Taxonomic analysis in satanological studies

The following table presents a taxonomy for assessing the extent to which a text exhibits belief in supernatural evil. Within this taxonomy the term ‘mythological’ refers to supernatural evil (‘cosmological’ and ‘mythological’ are both used in the literature). Each taxon is subsequently explained in detail.

_taxonomy table

1. Explanatory recourse.

This examines what a text uses as an explanatory recourse for hamartiology (explanation for temptation and personal sin), theodicy (explanation for the presence of evil in the world), soteriology (explanation for the atonement), martyrology (explanation for persecution of the righteous), and astheniology (explanation for sickness), and eschatology (explanation for certain events at the end of time).

Three explanatory recourses are typically found in Jewish and Christian texts: theological (God), anthropological (humans), and cosmological/mythological (Satan, or evil spirits such as demons or fallen angels). These are not necessarily mutually exclusive, and a text may use more than one explanation. A text exhibiting strong mythological belief will typically use a mythological explanation, a text exhibiting weak mythological belief will sometimes use a mythological explanation, and a text exhibiting non-mythological belief will never use a mythological explanation.

2. Mythological material.

This examines how a text uses mythological material. A text exhibiting strong mythological belief may import the mythological referent into the text in a manner which demonstrates acceptance of its presentation in the source; the existence of pagan gods, mythological beasts, and supernatural evil beings found in the source material is completely acknowledged (adoption). Alternatively, they may introduce mythological elements into a text in which they did not appear previously, or expand a text containing ambiguous references which could be mythological or non-mythological, so that they refer explicitly to mythological elements (amplification).

A text exhibiting weak mythological belief may acknowledge the existence of the mythological referent, but reduce its status; the existence of spirit beings worshipped by the pagans as gods is acknowledged, but they are demoted from powerful benign deities to insignificant evil spirits or demons (reinterpretation). A text exhibiting non-mythological belief may use terms and imagery from mythological source material, but such elements are typically omitted, replaced with non-mythological terms, or polemicized in a manner demonstrating the writer’s disbelief.

3. Terminology.

This examines how a text uses specific terms.

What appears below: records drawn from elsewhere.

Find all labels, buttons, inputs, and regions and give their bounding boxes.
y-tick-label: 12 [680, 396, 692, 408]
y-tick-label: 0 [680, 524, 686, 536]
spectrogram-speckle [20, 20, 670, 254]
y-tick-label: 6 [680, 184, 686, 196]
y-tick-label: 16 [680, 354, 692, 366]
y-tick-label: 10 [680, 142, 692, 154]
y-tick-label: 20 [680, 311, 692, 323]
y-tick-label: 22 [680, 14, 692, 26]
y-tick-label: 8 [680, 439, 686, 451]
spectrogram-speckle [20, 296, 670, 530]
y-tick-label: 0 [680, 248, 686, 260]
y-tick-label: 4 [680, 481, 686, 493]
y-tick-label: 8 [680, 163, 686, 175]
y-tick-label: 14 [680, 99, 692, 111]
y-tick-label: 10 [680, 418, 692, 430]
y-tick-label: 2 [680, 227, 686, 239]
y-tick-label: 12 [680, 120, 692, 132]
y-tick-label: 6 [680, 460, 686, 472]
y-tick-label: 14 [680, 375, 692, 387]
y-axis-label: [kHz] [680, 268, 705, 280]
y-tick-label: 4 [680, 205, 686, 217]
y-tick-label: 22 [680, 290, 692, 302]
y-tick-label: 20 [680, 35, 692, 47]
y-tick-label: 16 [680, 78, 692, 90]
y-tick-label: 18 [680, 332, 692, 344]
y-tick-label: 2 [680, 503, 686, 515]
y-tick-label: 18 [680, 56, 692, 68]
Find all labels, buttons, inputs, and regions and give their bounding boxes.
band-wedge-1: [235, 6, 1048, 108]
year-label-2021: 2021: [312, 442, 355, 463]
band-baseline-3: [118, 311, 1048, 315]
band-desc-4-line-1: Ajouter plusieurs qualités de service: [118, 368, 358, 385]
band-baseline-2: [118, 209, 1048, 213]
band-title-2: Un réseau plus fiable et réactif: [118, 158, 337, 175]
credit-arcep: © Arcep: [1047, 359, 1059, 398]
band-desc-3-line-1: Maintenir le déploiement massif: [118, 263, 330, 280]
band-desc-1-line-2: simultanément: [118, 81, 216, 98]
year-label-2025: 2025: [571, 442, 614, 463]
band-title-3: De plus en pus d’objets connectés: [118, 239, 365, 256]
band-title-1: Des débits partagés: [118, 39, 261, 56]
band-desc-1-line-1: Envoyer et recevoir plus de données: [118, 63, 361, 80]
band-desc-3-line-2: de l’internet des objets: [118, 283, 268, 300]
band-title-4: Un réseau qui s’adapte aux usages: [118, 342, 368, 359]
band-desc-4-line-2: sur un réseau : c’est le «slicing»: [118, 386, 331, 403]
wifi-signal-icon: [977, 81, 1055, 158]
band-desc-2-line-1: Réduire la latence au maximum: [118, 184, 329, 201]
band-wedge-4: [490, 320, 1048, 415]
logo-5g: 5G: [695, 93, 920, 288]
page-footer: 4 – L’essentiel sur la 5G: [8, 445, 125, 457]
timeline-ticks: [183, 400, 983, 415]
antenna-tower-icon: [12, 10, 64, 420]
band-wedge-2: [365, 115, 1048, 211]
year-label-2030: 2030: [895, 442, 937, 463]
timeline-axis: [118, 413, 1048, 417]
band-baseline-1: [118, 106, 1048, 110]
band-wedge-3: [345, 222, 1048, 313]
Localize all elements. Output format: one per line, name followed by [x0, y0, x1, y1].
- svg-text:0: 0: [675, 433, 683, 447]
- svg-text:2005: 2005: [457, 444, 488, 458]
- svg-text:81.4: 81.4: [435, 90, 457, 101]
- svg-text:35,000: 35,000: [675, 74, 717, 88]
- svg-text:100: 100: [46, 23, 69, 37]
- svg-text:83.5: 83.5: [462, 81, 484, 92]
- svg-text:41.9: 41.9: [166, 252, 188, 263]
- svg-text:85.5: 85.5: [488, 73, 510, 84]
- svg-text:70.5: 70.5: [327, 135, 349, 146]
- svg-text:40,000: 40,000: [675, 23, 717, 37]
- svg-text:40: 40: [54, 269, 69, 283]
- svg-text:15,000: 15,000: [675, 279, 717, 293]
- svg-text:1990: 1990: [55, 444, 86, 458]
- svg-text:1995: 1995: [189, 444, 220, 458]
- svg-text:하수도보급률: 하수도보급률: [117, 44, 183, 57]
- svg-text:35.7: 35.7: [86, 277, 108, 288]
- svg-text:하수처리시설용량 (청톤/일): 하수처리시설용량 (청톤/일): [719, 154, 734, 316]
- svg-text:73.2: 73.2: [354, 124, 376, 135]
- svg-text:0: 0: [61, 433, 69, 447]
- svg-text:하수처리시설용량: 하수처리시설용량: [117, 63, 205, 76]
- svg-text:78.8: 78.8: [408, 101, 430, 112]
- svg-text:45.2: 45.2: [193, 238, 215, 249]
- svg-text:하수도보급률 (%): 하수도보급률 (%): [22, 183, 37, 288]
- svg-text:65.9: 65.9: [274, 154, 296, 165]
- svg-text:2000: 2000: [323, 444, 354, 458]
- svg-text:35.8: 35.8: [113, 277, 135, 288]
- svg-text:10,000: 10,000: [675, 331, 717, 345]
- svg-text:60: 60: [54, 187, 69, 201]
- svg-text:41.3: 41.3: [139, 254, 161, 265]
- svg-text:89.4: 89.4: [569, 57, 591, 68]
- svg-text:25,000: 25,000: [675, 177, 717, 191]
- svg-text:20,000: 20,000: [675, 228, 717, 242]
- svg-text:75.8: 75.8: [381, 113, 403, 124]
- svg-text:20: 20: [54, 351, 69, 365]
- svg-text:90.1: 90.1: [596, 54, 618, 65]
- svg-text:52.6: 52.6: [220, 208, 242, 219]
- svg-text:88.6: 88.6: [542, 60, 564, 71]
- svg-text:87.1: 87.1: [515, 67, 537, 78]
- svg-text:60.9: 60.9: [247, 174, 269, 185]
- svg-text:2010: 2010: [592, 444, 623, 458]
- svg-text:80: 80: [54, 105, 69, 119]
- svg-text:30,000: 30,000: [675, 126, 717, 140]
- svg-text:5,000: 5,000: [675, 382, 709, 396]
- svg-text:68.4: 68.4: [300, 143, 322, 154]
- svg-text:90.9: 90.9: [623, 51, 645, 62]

A text exhibiting strong mythological belief will use terms with an explicit mythological referent; words such as diabolos will explicitly or even exclusively refer to a supernatural evil being. A text exhibiting weak mythological belief will use such terminology polyvalently or ambiguously; either using them sometimes of a mythological referent (diabolos as supernatural evil being), and sometimes of a non-mythological referent (diabolosas human slanderer), or using them in such a way as the referent is difficult to determine due the ambiguity of the context. A text exhibiting non-mythological belief will typically avoid terms with a unique supernatural referent (such as proper names for supernatural evil beings; Mastema, Beelzebub, Beliar, etc), and terms which could have either a mythological or non-mythological referent (such as diabolos), will be used explicitly and exclusively of non-mythological referents.